この世界のアンタは知らないだろうが、色んな世界でアンタはいつも俺を助けてくれたんだ。
その恩を、こんな死亡フラグ如きで台無しにするわけにはいかねぇんだわ。
その死亡フラグ、悪いが叩き折らせてもらうとしよう。
もちろんマキーナさんがな!
(マキーナ、予測をしてくれ!)
<……途中までは格好良かったんですが、最後で一気に台無しにしてきましたね、さすが勢大です。
ともあれ承知しました。
いつものように視界にガイドを表示します。>
右目に矢印が表示される。
何かこの視界、昔やったタクシーがモチーフのテレビゲームで見たことあるな。
「キルッフさん、その通りを右だ!
そっちの方が警備が薄そうだ!!」
「あぁ!?
遥か向こうに見えてるんだから、このまままっすぐ行ったほうが良いんじゃねぇのか!?
……お前、そんなこと言って違ってたら、ただじゃおかねぇからな。
それと、“さん”なんていらん!
キルッフと呼べ。」
キルッフは怒鳴りかけながら俺の目をチラと見ると、俺がふざけて言っているワケではないと感じてくれたらしい。
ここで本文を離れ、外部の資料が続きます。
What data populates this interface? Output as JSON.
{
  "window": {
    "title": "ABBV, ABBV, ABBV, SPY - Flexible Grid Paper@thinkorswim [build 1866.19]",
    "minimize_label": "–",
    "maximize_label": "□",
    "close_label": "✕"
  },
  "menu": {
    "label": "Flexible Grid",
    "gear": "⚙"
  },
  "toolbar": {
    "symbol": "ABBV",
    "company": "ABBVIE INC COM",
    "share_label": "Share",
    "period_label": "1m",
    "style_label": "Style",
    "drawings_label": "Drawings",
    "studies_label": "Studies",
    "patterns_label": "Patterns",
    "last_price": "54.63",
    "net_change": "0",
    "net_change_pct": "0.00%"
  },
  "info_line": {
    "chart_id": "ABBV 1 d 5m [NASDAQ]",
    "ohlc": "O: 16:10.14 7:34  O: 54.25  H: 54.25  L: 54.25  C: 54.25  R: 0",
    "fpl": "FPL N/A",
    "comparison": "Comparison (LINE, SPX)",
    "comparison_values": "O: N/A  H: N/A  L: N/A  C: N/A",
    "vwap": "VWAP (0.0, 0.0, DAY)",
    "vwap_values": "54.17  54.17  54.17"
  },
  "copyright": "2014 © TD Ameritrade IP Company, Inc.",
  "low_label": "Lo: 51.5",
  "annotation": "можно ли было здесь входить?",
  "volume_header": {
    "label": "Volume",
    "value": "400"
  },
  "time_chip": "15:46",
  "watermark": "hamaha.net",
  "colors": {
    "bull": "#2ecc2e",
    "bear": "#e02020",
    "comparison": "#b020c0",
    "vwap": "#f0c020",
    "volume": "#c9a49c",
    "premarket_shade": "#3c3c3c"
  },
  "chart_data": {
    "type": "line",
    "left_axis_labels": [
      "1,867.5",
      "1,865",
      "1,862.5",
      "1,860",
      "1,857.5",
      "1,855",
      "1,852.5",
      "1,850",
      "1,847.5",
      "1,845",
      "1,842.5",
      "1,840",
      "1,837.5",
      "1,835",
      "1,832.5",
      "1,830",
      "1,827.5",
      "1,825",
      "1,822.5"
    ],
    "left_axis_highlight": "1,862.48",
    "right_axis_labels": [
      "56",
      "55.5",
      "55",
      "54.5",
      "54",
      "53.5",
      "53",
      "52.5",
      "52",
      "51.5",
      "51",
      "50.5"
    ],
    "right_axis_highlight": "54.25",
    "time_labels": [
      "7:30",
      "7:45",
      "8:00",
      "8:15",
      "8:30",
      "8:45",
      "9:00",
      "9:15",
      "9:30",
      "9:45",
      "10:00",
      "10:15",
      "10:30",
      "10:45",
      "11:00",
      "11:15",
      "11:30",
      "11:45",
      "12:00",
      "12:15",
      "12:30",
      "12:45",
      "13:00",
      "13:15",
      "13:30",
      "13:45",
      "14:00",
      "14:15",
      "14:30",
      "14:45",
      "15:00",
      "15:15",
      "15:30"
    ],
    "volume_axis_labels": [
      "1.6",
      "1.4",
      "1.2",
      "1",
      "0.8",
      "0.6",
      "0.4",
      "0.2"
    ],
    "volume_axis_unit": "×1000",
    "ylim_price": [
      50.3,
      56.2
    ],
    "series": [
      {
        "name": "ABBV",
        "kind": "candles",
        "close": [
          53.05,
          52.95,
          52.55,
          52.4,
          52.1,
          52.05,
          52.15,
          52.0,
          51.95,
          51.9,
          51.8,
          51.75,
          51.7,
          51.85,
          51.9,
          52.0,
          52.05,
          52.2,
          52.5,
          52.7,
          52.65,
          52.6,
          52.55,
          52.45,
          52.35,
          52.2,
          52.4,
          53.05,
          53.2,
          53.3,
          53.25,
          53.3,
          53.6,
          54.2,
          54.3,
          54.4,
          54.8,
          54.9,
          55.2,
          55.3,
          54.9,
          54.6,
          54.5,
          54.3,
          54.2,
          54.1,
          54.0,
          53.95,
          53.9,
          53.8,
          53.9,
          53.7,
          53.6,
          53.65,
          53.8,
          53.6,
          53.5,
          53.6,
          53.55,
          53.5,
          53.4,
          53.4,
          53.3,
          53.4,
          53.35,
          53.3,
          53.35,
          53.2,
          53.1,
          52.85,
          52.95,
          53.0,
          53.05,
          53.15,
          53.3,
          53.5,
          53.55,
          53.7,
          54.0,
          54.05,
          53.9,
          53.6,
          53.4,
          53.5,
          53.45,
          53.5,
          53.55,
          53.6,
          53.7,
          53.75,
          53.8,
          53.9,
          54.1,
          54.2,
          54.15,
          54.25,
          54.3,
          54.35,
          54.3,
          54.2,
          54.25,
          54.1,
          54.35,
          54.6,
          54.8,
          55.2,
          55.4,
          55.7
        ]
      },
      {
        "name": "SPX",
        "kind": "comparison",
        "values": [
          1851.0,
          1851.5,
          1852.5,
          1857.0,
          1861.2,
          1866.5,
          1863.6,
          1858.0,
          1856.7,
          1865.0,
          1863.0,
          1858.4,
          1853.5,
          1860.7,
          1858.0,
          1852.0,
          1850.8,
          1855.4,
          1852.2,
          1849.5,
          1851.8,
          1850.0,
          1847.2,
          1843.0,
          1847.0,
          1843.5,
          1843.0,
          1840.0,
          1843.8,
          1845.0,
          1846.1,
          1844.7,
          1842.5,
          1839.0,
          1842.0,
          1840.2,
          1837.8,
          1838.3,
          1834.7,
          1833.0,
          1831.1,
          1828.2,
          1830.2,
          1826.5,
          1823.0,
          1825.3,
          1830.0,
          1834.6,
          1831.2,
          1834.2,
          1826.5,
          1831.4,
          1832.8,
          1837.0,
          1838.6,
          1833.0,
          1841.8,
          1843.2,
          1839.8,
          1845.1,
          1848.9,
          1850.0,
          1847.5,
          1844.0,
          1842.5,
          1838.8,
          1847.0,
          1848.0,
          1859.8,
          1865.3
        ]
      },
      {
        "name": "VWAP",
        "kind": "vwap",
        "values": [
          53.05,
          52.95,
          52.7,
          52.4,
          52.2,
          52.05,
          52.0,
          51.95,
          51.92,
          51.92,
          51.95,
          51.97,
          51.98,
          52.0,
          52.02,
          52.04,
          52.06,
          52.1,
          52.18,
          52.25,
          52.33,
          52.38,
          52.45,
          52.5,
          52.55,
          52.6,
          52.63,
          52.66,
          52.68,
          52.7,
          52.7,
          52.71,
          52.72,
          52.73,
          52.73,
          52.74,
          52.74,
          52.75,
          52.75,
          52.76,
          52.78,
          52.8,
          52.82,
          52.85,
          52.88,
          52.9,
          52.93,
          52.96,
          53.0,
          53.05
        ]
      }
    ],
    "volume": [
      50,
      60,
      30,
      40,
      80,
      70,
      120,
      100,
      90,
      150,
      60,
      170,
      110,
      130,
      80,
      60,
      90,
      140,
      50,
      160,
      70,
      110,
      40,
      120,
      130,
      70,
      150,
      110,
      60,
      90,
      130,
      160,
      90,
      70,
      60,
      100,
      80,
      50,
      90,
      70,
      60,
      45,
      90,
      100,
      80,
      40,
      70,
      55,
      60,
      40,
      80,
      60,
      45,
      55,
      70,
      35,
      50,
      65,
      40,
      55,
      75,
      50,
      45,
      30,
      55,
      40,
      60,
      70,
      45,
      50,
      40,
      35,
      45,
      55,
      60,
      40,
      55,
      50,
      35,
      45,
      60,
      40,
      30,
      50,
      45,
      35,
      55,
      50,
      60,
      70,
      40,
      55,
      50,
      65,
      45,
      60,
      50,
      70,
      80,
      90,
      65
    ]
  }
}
すぐに俺の指示に従って、交差点を加速したまま右に曲がってくれる。
はは、こうなるとマジであのゲームみたいじゃねぇか。
違いはタクシーじゃなくてオンボロトラックって所だろうか。
そうして俺の指示に合わせ、キルッフが右へ左へとハンドルを切り返す。
街中を曲がりくねる様に駆け抜け、遂に検問所が見えてくる。
警備に当たっているのは3人程度で、警笛を吹かしながら慌てて車止めを引きずっているが、もう遅い。
閉まりかけた門に多少はぶつかりながらも、遂に俺達は“中央”を後にする。
「やったなキルッフ!!
……だけど、抜けたは良いがこれからどうするんだ?」
俺の疑問に、車の制御を必死に抑え込みながら、キルッフは笑う。
「あぁ?んなもん決まってるだろ。
俺達抵抗組織の拠点だよ。」
最初は、俺とミサト君が捕まった、中央から見て東に位置する廃墟に向かうのかと思ったが、途中から北上を始める。
一晩走り通した所で、遂に目的地へと到着する。
そこも変わらぬ廃墟ではあったが、キルッフは手慣れた様子で廃墟の町並みを抜けていく。
(こんな所に、町なんかあったかな?)
いくつもの異世界を渡り歩いていて知った事なのだが、地形がまるまる変わっていなければ、どの異世界でも大体人が住んでいる街は同じような所にある。
最初に俺がたどり着いて、ミサト君と一緒に捕まったのはいわゆる“最初の街”というヤツだと思う。
中央が“王都”だと考えれば、その上に第2の街である北部の街、南に第3の街、北西から西にかけては帝国、または魔族領がある事が多い。
そこから南西にドワーフまたはエルフの街があり、北東の先に獣人族の街がある。
ただ、北東と南西の街は、殆どの場合別大陸だ。
こんなに、それこそ車で来れるレベルで、それなりの規模の街があったことは無い。
(ここも、独自進化した何かがあるのか?)
文明は見た感じ、“大破壊”とあの洗脳動画で言っていた戦争が起きる前まではかなり高度な文明を築いていたようではある。
「キルッフさぁん!
……あ、セーダイさぁん!!」
廃墟の中で、一人の青年が両手を振っている。
どうやら運転席のキルッフを見つけて、声を上げたらしい。
ついでに、俺のことも解ったようだ。
進路の先には、ボロボロのミサト君が笑顔でこちらに手を振っていた。